Nicholas Carr offers us some interesting and thoughtful worries about automation in The Atlantic (‘All Can Be Lost: The Risk of Putting Our Knowledge in the Hands of Machines,’ 23 October 2013). These worries center largely around de-skilling: as automation grows ever more sophisticated–and evidence suggests it is pushing into domains once thought to be inaccessible–humans will lose the precious know-how associated with them, setting themselves up for a situation in which once the technology fails–as it inevitably will–we run the risk of catastrophe. Carr’s examples are alarming; he highlights the use of the ‘substitution fallacy’ in standard defenses of automation; most usefully, he points out that as automation proceeds, all too-many humans will become merely its monitors; and finally, concludes:
Whether it’s a pilot on a flight deck, a doctor in an examination room, or an Inuit hunter on an ice floe, knowing demands doing. One of the most remarkable things about us is also one of the easiest to overlook: each time we collide with the real, we deepen our understanding of the world and become more fully a part of it. While we’re wrestling with a difficult task, we may be motivated by an anticipation of the ends of our labor, but it’s the work itself—the means—that makes us who we are. Computer automation severs the ends from the means. It makes getting what we want easier, but it distances us from the work of knowing. As we transform ourselves into creatures of the screen, we face an existential question: Does our essence still lie in what we know, or are we now content to be defined by what we want? If we don’t grapple with that question ourselves, our gadgets will be happy to answer it for us.

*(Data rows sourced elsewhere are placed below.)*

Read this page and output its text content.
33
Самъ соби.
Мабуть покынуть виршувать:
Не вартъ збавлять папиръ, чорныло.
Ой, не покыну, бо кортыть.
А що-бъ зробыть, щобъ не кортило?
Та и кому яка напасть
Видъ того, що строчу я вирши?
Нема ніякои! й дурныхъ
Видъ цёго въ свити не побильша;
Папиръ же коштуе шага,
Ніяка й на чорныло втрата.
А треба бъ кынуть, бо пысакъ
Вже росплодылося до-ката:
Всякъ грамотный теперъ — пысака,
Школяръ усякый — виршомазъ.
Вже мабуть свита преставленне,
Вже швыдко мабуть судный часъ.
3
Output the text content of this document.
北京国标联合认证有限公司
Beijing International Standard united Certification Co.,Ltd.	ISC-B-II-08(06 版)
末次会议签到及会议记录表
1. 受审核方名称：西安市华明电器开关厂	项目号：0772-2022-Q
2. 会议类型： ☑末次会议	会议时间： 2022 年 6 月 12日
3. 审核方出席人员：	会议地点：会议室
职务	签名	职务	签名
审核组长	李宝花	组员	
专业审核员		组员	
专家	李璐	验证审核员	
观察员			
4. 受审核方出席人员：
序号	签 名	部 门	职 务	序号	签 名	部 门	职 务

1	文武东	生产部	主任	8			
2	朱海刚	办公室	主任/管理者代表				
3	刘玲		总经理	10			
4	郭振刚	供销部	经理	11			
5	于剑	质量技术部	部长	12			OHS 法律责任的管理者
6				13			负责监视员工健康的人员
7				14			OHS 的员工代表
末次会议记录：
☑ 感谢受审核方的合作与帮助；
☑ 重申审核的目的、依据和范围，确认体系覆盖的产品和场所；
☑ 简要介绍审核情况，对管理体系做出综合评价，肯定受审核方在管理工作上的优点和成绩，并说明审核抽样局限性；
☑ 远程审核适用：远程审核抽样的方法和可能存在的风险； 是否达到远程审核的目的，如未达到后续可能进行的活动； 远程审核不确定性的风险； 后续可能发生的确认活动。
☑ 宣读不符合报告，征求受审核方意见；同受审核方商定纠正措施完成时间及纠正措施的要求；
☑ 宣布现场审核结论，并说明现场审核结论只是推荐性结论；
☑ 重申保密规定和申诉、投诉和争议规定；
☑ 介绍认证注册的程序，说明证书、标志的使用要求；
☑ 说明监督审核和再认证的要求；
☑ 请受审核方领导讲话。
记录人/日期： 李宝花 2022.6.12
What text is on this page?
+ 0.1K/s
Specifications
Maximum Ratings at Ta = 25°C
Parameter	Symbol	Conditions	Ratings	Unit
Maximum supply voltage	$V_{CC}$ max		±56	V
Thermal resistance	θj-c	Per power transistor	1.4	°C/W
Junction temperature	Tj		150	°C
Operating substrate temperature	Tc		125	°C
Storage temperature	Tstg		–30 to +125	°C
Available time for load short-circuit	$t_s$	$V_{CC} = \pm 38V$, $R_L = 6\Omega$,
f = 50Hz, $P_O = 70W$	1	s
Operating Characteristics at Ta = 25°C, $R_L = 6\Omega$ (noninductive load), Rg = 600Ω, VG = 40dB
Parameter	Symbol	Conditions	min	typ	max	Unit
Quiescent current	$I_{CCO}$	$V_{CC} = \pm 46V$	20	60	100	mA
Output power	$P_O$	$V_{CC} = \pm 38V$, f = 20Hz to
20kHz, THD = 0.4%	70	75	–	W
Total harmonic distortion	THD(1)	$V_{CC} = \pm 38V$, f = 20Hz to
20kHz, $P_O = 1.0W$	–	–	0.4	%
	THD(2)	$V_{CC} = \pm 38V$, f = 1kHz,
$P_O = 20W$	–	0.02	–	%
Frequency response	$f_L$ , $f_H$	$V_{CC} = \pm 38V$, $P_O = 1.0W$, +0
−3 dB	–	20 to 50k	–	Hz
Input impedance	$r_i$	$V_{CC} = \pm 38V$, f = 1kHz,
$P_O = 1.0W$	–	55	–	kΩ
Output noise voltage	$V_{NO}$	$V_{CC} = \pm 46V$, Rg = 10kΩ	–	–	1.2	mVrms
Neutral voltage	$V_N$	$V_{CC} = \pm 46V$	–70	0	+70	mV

This is a good question to ask. I want to complicate the picture somewhat by raising some questions.
1. Does Carr want to suggest we roll back the advancing tide of automation? Should we demarcate some areas of human expertise as ‘too human’ or ‘too important’ to be automated? Should we discourage research on automated driving, navigation systems, spell checking and the like? Should we make a list of ‘core human cognitive capacities’ and then discourage research on automating these? How would we ‘discourage’ such research? By law, the market, or social norming? What would such judgments be based on? Do we have a set of values that would animate them and that we could rely on?
2. There is a flip-side to the de-skilling blamed on automation: a tremendous increase in human knowledge and technical capacities has been required to create and implement the systems that so alarm us. Where does this knowledge and its associated power reside? As a society, we are witnessing the creation of a new elite of knowledgeable producers, those who make the gadgets that Carr worries are making us dumb. Are we, along with economic inequality, also creating cognitive inequality? Can the technical knowledge gained by work on automation help us alleviate the problems associated with de-skilling?
This latter consideration suggests that perhaps the real problem with automation is not automation per se but automation in a radically inegalitarian and economically skewed society like ours, one whose economic and moral priorities do not permit an adequate amelioration of the effects of automation, or permit a rich enough life that may allow those de-skilled by automation in some domains to develop and apply their talents elsewhere.